Jimmie Todd Smith (born October 12, 1965) is an American politician. he is a former member of the Florida House of Representatives for the 34th District, which includes Citrus County and northern Hernando County, elected in 2012. He also was a House member representing the 43rd District from 2010 to 2012. His last office was as a member of the Citrus County Board of Commissioners, starting in 2016, until losing renomination in a separate district. He is a Republican and U.S. Army veteran.

==History==
Smith was born in Ridgewood, New Jersey.
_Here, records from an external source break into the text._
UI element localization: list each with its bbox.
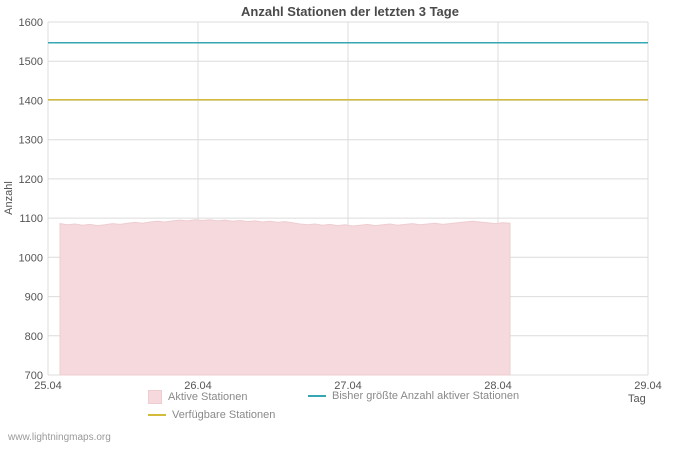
x-axis-label: Tag (628, 393, 646, 405)
svg-text:27.04: 27.04 (334, 380, 362, 392)
y-axis-label: Anzahl (3, 181, 15, 215)
legend-item-max-active-stations: Bisher größte Anzahl aktiver Stationen (308, 390, 519, 402)
svg-text:1000: 1000 (19, 252, 43, 264)
line-swatch-icon (148, 414, 166, 416)
legend-item-available-stations: Verfügbare Stationen (148, 409, 275, 421)
svg-text:26.04: 26.04 (184, 380, 212, 392)
legend-label: Verfügbare Stationen (172, 409, 276, 421)
line-swatch-icon (308, 395, 326, 397)
legend-label: Aktive Stationen (168, 391, 248, 403)
svg-text:1100: 1100 (19, 213, 43, 225)
legend-label: Bisher größte Anzahl aktiver Stationen (332, 390, 520, 402)
chart-title: Anzahl Stationen der letzten 3 Tage (241, 4, 459, 19)
svg-text:29.04: 29.04 (634, 380, 662, 392)
area-swatch-icon (148, 390, 162, 404)
svg-text:800: 800 (25, 331, 43, 343)
svg-text:700: 700 (25, 370, 43, 382)
svg-text:1600: 1600 (19, 17, 43, 29)
svg-text:1200: 1200 (19, 174, 43, 186)
legend-item-active-stations: Aktive Stationen (148, 390, 248, 404)
watermark-text: www.lightningmaps.org (8, 432, 111, 443)
svg-text:900: 900 (25, 292, 43, 304)
svg-text:25.04: 25.04 (34, 380, 62, 392)
svg-text:1500: 1500 (19, 56, 43, 68)
svg-text:1300: 1300 (19, 135, 43, 147)
svg-text:28.04: 28.04 (484, 380, 512, 392)
svg-text:1400: 1400 (19, 95, 43, 107)
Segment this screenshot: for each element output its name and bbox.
He is one of 15 children and moved with his family to Florida in 1975. He joined the United States Army and served from 1983 until 2003 in the 101st Airborne and 82nd Airborne Division. He retired as a staff sergeant. Smith was deployed to South Korea, Panama, and in Saudi Arabia (where he served during Operation Desert Storm). After serving in Panama once more, Smith was stationed at Fort Bragg in North Carolina, before being relocated to Fort Benning in Georgia, where he retired. He moved to Citrus County where he worked as a security guard for the Crystal River Nuclear Power Plant.
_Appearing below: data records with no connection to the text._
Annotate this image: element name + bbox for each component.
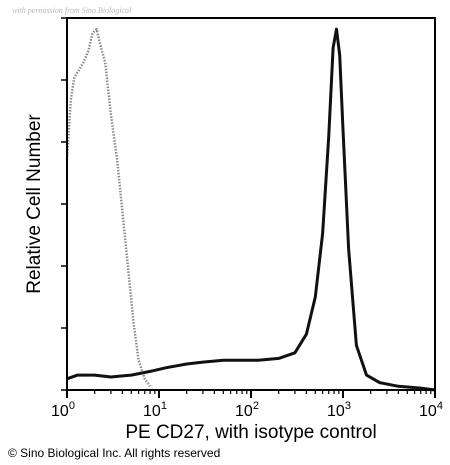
plot-curves — [65, 27, 436, 392]
x-tick-label: 104 — [419, 400, 443, 420]
x-tick-label: 102 — [235, 400, 259, 420]
series-line-1 — [65, 27, 152, 388]
x-tick-label: 101 — [143, 400, 167, 420]
y-axis-label: Relative Cell Number — [24, 114, 45, 294]
x-axis-ticks: 100 101 102 103 104 — [51, 390, 443, 420]
x-axis-label: PE CD27, with isotype control — [125, 422, 376, 443]
series-line-2 — [66, 27, 436, 392]
y-axis-ticks — [61, 17, 67, 391]
watermark-text: with permission from Sino Biological — [12, 6, 132, 15]
x-tick-label: 100 — [51, 400, 75, 420]
copyright-notice: © Sino Biological Inc. All rights reserv… — [8, 446, 221, 460]
x-tick-label: 103 — [327, 400, 351, 420]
Smith is married with children and grandchildren.

==Florida House of Representatives==
In 2010, Smith ran for the Florida House of Representatives in the Republican primary against incumbent State Representative Ron Schultz. He narrowly defeated Schultz by 399 votes, with 51% of the vote. Smith was unopposed in the general election.

When Florida House districts were redrawn in 2012, Smith ran for re-election in the newly created 34th District. He was opposed by former State Senator and Public Service Commissioner Nancy Argenziano, who ran as an independent candidate after serving as a Republican in the legislature. Lynn Dostal, a teacher, won the Democratic primary, but dropped out in favor of Argenziano, who received support from the Florida Democratic Party. Argenziano was endorsed over Smith by the Tampa Bay Times, which criticized Smith for offering "few substantive ideas," noting that "his most notable achievement is pushing a law that requires random drug testing of state employees, which is tied up in court." Smith defeated Argenziano, receiving 58% of the vote. In 2014, Smith was re-elected to the legislature without opposition, winning his third term entirely uncontested.

While serving in the legislature, Smith sponsored legislation that "would make it easier for Florida cattle ranchers and other owners of private property adjacent to state-owned land to exchange public parcels of equal value in return for conservation easements," which drew criticism from environmentalists. Additionally, he authored a bill that would "block welfare recipients from using their electronic benefit cards at places like casinos, bottle clubs, bingo facilities and strip clubs," declaring, "I don't want you to get a lap dance on my dollar."